Elon Musk dismissed demand concerns on the conference call with analysts, but he was not very convincing. The stock subsequently fell to a two-year low as concerns over demand, margins and profitability mounted following weak first quarter results and a series of price cuts this year. Tesla reaffirmed its seemingly lofty delivery guidance for 2019, up 45-65% to 360,000-400,000 EVs.
What's more, the company's Autonomy Day two days before earnings highlighted ambitious plans to push the envelope in autonomous driving. Tesla said that its newest EVs have the hardware for full self-driving capabilities and that the software to support it will come around later this year. Elon Musk went so far as to predict that Tesla will have one million Tesla robotaxis in its network next year. Everyone takes his projections with a grain of salt at this point. In any case, autonomous efforts are another drain on capital.
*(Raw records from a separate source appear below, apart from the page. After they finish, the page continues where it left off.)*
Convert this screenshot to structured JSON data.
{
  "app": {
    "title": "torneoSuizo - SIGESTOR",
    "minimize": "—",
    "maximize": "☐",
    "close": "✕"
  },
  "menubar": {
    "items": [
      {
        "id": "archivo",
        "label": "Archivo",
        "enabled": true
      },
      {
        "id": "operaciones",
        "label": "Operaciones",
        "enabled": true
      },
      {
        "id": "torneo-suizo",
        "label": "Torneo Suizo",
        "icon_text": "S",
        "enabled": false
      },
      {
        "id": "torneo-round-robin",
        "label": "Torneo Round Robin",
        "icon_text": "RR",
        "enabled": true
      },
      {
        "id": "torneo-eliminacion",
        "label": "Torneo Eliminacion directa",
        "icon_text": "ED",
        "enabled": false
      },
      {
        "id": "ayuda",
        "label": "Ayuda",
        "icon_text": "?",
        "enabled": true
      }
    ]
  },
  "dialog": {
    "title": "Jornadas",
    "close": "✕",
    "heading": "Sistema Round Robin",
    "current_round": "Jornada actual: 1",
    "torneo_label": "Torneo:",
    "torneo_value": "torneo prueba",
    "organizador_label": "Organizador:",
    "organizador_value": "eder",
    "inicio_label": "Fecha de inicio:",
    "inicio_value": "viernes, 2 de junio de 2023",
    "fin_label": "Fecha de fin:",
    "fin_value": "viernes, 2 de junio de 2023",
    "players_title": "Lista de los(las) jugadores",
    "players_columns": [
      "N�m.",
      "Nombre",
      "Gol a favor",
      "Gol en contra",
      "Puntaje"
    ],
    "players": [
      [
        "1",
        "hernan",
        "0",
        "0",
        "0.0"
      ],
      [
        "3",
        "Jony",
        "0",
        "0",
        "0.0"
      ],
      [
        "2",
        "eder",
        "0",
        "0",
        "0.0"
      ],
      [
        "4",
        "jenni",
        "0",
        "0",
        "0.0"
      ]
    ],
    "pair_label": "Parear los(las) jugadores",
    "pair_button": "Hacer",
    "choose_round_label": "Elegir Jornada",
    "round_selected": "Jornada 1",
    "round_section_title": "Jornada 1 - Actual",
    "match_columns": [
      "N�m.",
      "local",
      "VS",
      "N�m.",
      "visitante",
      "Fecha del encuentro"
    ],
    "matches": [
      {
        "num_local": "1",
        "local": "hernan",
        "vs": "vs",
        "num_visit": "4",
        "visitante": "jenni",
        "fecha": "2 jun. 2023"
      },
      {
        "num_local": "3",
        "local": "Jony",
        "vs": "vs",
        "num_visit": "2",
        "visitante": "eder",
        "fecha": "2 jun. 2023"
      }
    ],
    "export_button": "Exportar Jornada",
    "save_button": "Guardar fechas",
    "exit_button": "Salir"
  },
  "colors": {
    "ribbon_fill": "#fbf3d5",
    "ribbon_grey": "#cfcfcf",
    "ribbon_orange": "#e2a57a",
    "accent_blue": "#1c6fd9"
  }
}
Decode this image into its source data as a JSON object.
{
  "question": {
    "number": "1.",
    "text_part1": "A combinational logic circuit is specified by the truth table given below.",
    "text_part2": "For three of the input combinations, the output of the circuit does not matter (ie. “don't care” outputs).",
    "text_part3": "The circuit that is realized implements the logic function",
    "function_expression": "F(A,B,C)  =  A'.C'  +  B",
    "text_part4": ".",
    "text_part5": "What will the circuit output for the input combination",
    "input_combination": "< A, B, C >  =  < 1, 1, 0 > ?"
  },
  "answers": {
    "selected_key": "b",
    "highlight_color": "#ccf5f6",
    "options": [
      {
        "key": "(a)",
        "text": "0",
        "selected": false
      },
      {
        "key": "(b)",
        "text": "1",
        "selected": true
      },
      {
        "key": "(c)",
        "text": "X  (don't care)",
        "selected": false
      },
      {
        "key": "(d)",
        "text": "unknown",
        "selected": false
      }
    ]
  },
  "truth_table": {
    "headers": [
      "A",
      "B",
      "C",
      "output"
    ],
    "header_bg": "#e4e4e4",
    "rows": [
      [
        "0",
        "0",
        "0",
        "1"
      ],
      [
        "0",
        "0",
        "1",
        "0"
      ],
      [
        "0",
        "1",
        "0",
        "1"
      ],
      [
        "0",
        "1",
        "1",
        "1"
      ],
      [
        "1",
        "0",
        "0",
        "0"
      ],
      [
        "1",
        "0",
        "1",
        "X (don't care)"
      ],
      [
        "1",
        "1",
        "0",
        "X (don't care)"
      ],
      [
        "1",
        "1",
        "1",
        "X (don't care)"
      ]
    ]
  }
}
This morning, Elon Musk indicated interest in purchasing $10 mln worth of stock at the offer price. That would not be the first time he has bought into the company's stock offering. It is a nice vote of confidence, athough it amounts to rather small potatoes for Mr. Musk. He is already the company's largest shareholder with nearly 34 mln shares, worth roughly $8 bln.
Another factor helping shares today is the fact that 28% of the float is sold short; the stock tends to squeeze higher in the absence of selling pressure.
Tesla stock is down 27% year-to-date. The company was expected to earn roughly $6/share on a non-GAAP basis at the beginning of the year, but estimates now call for a modest net loss.
With an enterprise value approaching $55 bln, the stock trades at ~22x EBITDA estimates for the year.